CBS can do this. As fans of monopolistic excess know, CBS belongs to Viacom, which also owns all things Paramount, 39 TV stations, MTV, VH1, Showtime, Comedy Central, The Movie Channel, Sundance, Nickelodeon, Simon & Schuster and the huge Infinity radio network, plus such trifles as Blockbuster Video and several big movie and TV producers.
So in wooing young Jessica, CBS News wasn’t confined to offering flowers for Mom, a limo to the studio and a backstage tour. Viacom’s honchos dangled a two-hour CBS News documentary, a TV movie produced by CBS Entertainment, the possibility of co-hosting an MTV special and a book deal with the venerable Simon & Schuster.
This was denounced by other media heavyweights. They were probably chewing their cheeks that they hadn’t thought of it first, but they were also concerned that by bidding high, Viacom might make it hard for everybody to get the “exclusives” that the ravenous flock of TV news magazines believe their ratings depend on.
Under the ethics of big time news, it’s cool that top-flight anchors make seven figures for reading a Teleprompter and marquee correspondents get $10,000 for addressing business conventioneers. But the schlubs whose misfortunes constitute the news TV journalists are paid a fortune to report cannot get a nickel. That would be unethical. (Also expensive.) Hence the dismay over CBS’ reported offerings to Jessica.
But that’s not the most vexing ethical quandary with the Jessica affair. The real problem is that nobody knows what the facts of the story really are. So what exactly is Viacom buying?
Initial accounts were based on unnamed Pentagon sources. (They’re people we pay to tell us things that make us feel better.) Jessica was captured after her hapless supply convoy was ambushed. She was wounded blazing away at Iraqi troops. Shot and stabbed, she was maltreated by her captors, tortured, finally recovered in a nighttime raid in which special ops fought their way in and carried her home.
Some of that’s true. Subsequent reporting, prompted by a highly skeptical report on the BBC, suggested that her horrific injuries were from the crash as her vehicle maneuvered to evade the Iraqi ambush. She was likely too mangled to fight. Overstretched Iraqi doctors say they did their best, even tried to return her to American forces. Her rescue was unopposed; the Iraqi military had abandoned the hospital before the raid ever took place.
The point isn’t to denigrate Jessica Lynch’s service or the valor of those who brought her home.
But Viacom would hardly buy the story of a supply clerk whose superiors landed her in a fine mess, and who spent agonized days in a sparsely equipped enemy hospital, tended by kindly but ineffectual doctors until she was rescued in a needless display of videotaped bravado.
No, the parent of CBS News — one of the world’s great news organizations, the home of Edward R. Murrow and Walter Cronkite — can only be falling over itself to invest in a different Jessica story, the one built by Pentagon propagandists around blinding courage and patriotism, the one that may well be make-believe.
Maybe Jessica isn’t a combat hero. No shame in that. But if she’s not what CBS Entertainment’s movie proposes to say she is, what is CBS News prepared to say? That’s the most disturbing element of the whole affair. Thanks to Viacom’s commercial ambitions, Jessica Lynch could never be a story on 60 Minutes. She becomes a no-go zone for CBS News.

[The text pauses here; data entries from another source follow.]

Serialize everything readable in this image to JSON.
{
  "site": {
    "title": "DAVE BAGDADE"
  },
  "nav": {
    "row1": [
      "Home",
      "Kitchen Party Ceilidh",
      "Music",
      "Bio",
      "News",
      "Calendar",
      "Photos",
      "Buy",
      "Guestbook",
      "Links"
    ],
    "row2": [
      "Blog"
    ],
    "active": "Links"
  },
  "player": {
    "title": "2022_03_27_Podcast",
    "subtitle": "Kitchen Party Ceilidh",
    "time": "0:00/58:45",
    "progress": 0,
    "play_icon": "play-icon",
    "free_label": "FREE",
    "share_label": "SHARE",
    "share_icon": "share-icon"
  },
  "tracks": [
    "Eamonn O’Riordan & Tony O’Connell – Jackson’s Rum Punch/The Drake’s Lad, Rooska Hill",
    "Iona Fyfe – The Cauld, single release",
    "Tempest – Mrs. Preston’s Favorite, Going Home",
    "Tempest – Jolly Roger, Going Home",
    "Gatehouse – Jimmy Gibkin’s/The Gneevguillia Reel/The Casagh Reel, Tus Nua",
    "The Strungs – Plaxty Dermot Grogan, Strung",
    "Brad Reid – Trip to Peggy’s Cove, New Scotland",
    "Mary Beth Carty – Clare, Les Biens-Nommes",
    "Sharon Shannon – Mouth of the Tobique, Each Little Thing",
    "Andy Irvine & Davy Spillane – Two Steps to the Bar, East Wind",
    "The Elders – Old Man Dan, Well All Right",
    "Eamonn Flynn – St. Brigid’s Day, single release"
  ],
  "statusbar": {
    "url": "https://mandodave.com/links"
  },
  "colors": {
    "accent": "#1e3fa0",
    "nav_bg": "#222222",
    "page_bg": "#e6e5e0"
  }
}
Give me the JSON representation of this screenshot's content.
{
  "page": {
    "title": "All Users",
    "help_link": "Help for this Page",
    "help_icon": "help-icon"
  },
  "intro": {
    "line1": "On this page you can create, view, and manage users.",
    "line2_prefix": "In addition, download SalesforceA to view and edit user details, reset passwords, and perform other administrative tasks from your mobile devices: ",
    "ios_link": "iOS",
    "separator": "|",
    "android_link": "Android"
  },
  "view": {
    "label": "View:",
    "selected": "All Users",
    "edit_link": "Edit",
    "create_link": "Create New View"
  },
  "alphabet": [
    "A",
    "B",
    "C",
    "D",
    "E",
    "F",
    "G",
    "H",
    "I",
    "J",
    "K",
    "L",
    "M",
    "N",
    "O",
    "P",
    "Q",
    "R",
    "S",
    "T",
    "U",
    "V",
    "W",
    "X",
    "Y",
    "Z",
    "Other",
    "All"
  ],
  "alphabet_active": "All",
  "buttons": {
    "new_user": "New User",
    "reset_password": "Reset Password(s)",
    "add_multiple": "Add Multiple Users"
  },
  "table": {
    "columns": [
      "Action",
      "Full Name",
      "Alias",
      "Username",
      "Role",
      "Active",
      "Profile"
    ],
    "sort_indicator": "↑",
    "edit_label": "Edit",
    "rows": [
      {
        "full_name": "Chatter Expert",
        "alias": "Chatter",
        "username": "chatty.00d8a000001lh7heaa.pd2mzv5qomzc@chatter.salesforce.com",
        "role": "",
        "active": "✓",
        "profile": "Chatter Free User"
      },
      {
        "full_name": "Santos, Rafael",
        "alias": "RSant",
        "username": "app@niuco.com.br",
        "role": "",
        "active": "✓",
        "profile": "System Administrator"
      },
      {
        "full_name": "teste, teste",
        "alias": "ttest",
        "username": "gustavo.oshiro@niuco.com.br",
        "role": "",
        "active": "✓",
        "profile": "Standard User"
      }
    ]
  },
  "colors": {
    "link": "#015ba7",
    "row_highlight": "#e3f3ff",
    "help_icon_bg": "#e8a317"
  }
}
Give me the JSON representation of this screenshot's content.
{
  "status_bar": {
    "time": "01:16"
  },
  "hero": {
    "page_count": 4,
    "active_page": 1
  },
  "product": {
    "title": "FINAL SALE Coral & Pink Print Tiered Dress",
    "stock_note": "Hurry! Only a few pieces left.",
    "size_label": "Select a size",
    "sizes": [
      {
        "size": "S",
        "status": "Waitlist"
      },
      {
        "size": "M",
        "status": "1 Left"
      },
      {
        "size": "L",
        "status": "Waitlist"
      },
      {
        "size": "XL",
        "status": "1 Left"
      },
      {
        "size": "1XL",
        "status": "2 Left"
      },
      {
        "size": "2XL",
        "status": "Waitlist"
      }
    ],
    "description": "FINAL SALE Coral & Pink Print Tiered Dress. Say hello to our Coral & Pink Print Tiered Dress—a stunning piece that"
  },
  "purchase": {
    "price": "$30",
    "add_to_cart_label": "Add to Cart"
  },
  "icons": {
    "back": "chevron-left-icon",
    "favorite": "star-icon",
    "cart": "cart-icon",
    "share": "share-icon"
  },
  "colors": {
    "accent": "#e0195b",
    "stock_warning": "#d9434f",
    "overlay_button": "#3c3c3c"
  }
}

It’s that compression of news and entertainment, and the abusive potential in consolidating control over both, that ought to be Congress’ concern as it reviews the FCC’s latest lunacy.
The Senate Commerce Committee, in a bipartisan vote, moved to roll back this month’s decisions liberalizing common ownership of newspapers and TV stations and raising the cap on how much of the population a single media company may reach. The committee even insisted that radio mega-giants like Clear Channel — which purportedly engineered the protest against the Dixie Chicks for opining against the Iraq invasion — actually sell some of their bloated holdings.
The senators may just be posturing. And they don’t directly address that melding of news and entertainment, and the potential — apparent every time Time puts Warner’s latest movie on the cover of a once great news magazine — to make news a marketing channel for the chieftains of popular culture.
But at least they keep the issue of monopoly control alive. And at a time when such things proceed invisibly, unremarked, that’s not a bad thing. Maybe it makes the truth of Jessica’s war more likely to unearth.